Когда до Гизмо дошли слухи о том, что пророчества подопечного начали сбываться, он не стал думать, как и почему ему это удается. Поступив как настоящий торговец, исполнив долг трудолюбивого шарика крови, неустанно доставляющего кислород к купеческому сердцу, хозяин купил Эдуарду шар из хрусталя и отделил его от цирка, сделав дополнительным развлечением для гостей. Теперь шатров с ним путешествовало два.
Вскоре циркач обогатился: главным образом из-за своего предсказателя. Обладая недюжинным умом, он сумел найти те ниточки в разбойничьем мире, которые смогли сомкнуться вокруг его лавочки стальными шипами. Никто и подумать не мог о том, чтобы тронуть старого Гизмо.
Эдуард любил смотреть в шар и без клиентов. Его тупой, безжизненный взгляд с легкостью проникал сквозь хрустальные стенки, и в разум калеки вливались знания со всего света. Ничто не задерживалось в линзе дольше, чем на пару секунд, но этого хватало омертвевшей памяти юноши, чтобы выхватывать нужные сценки из хаотического мельтешения со скоростью поистине богомольей. Ничего он не видел более одного раза, кроме единственного образа, почему-то бесконечно ему дорогого.
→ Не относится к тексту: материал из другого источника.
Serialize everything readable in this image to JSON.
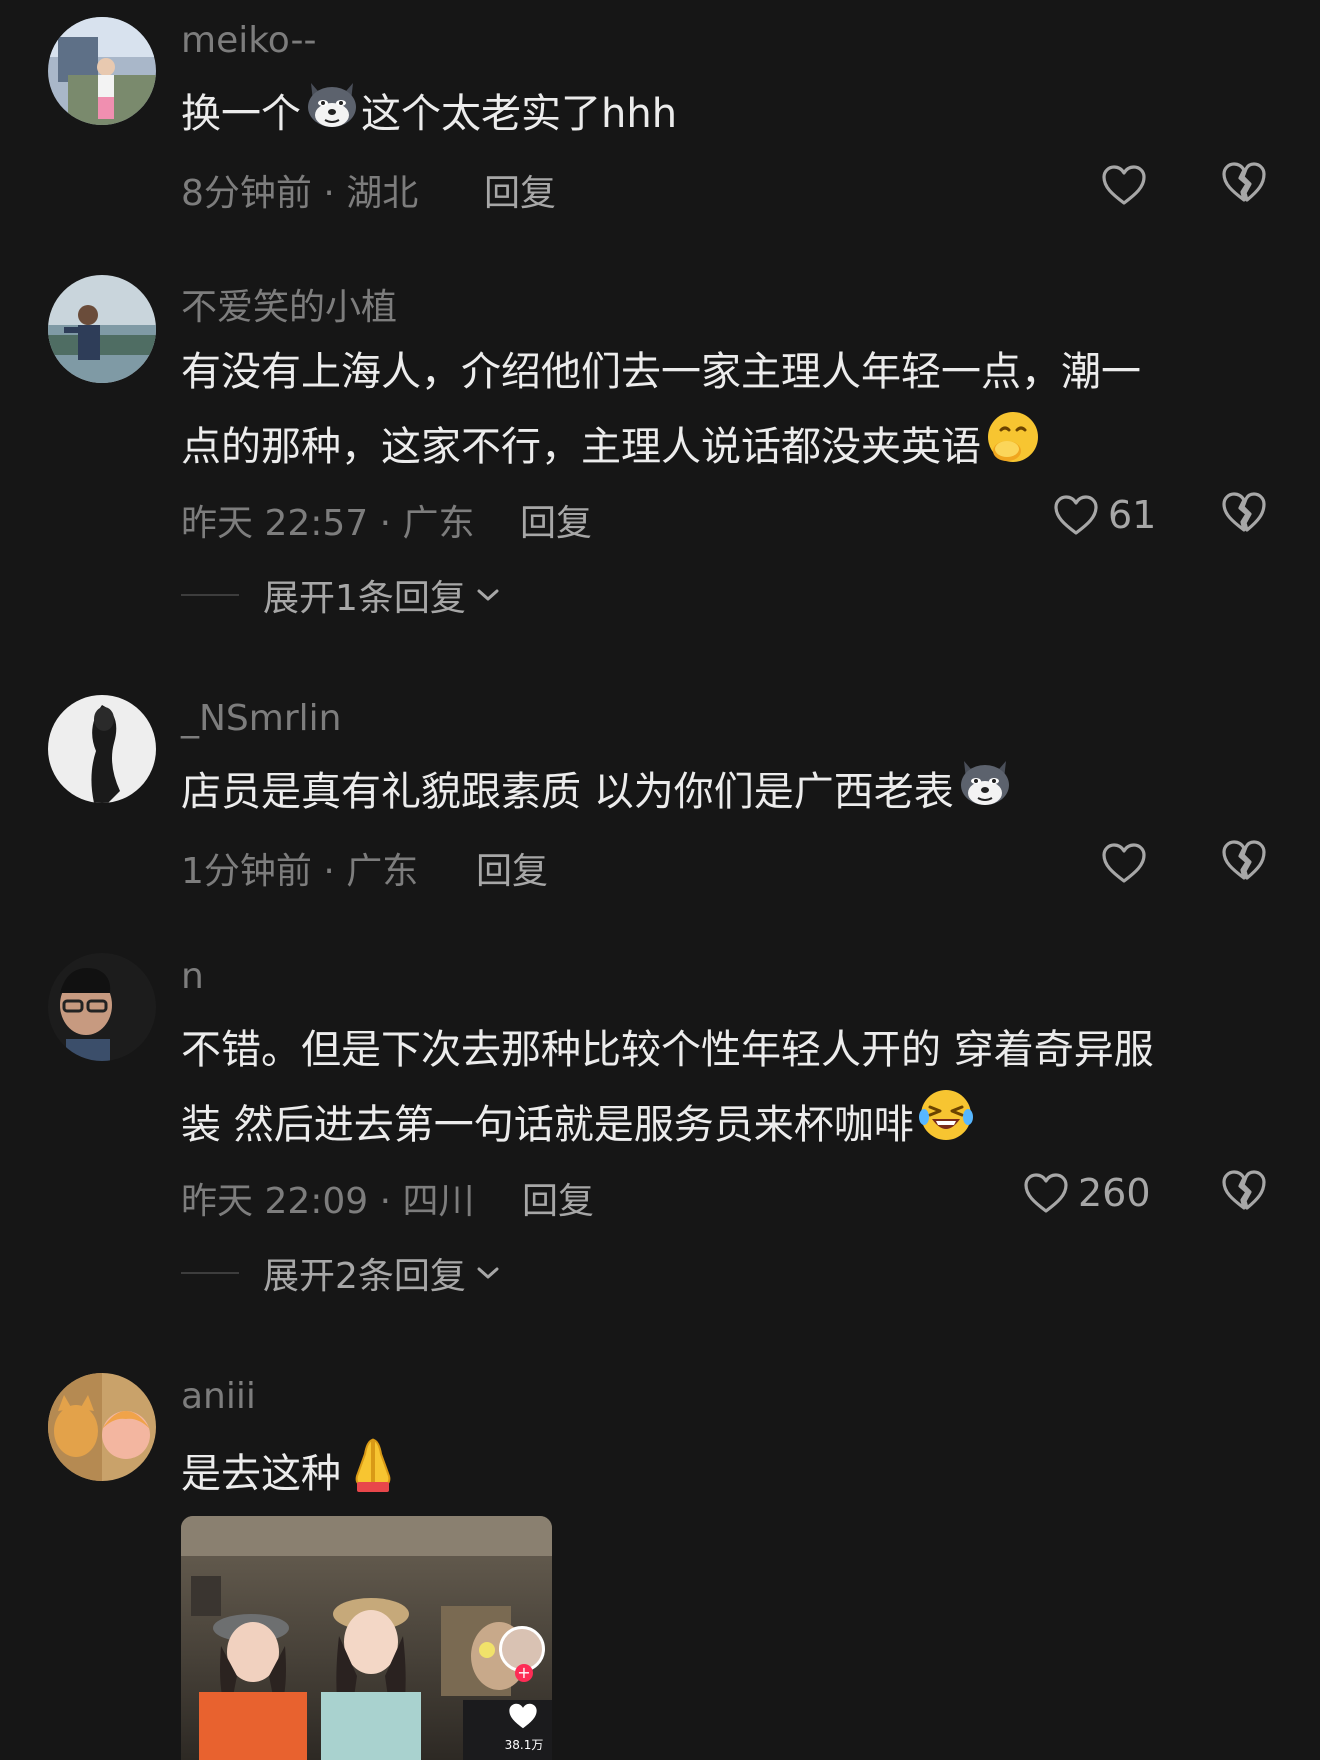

То и дело перед взором Эдуарда появлялся медовый петушок (он никогда их не пробовал), оброненный беспечной рукой на площади какого-то города, мокнувший под дождем, гибнувший от бесчисленных ног... Иногда в нем рождалось желание попросить сласть у хозяина, но оно быстро гасло, стоило только Эдуарду увидеть вечно смеющуюся, вспученную от чудовищных шрамов рожу Гизмо.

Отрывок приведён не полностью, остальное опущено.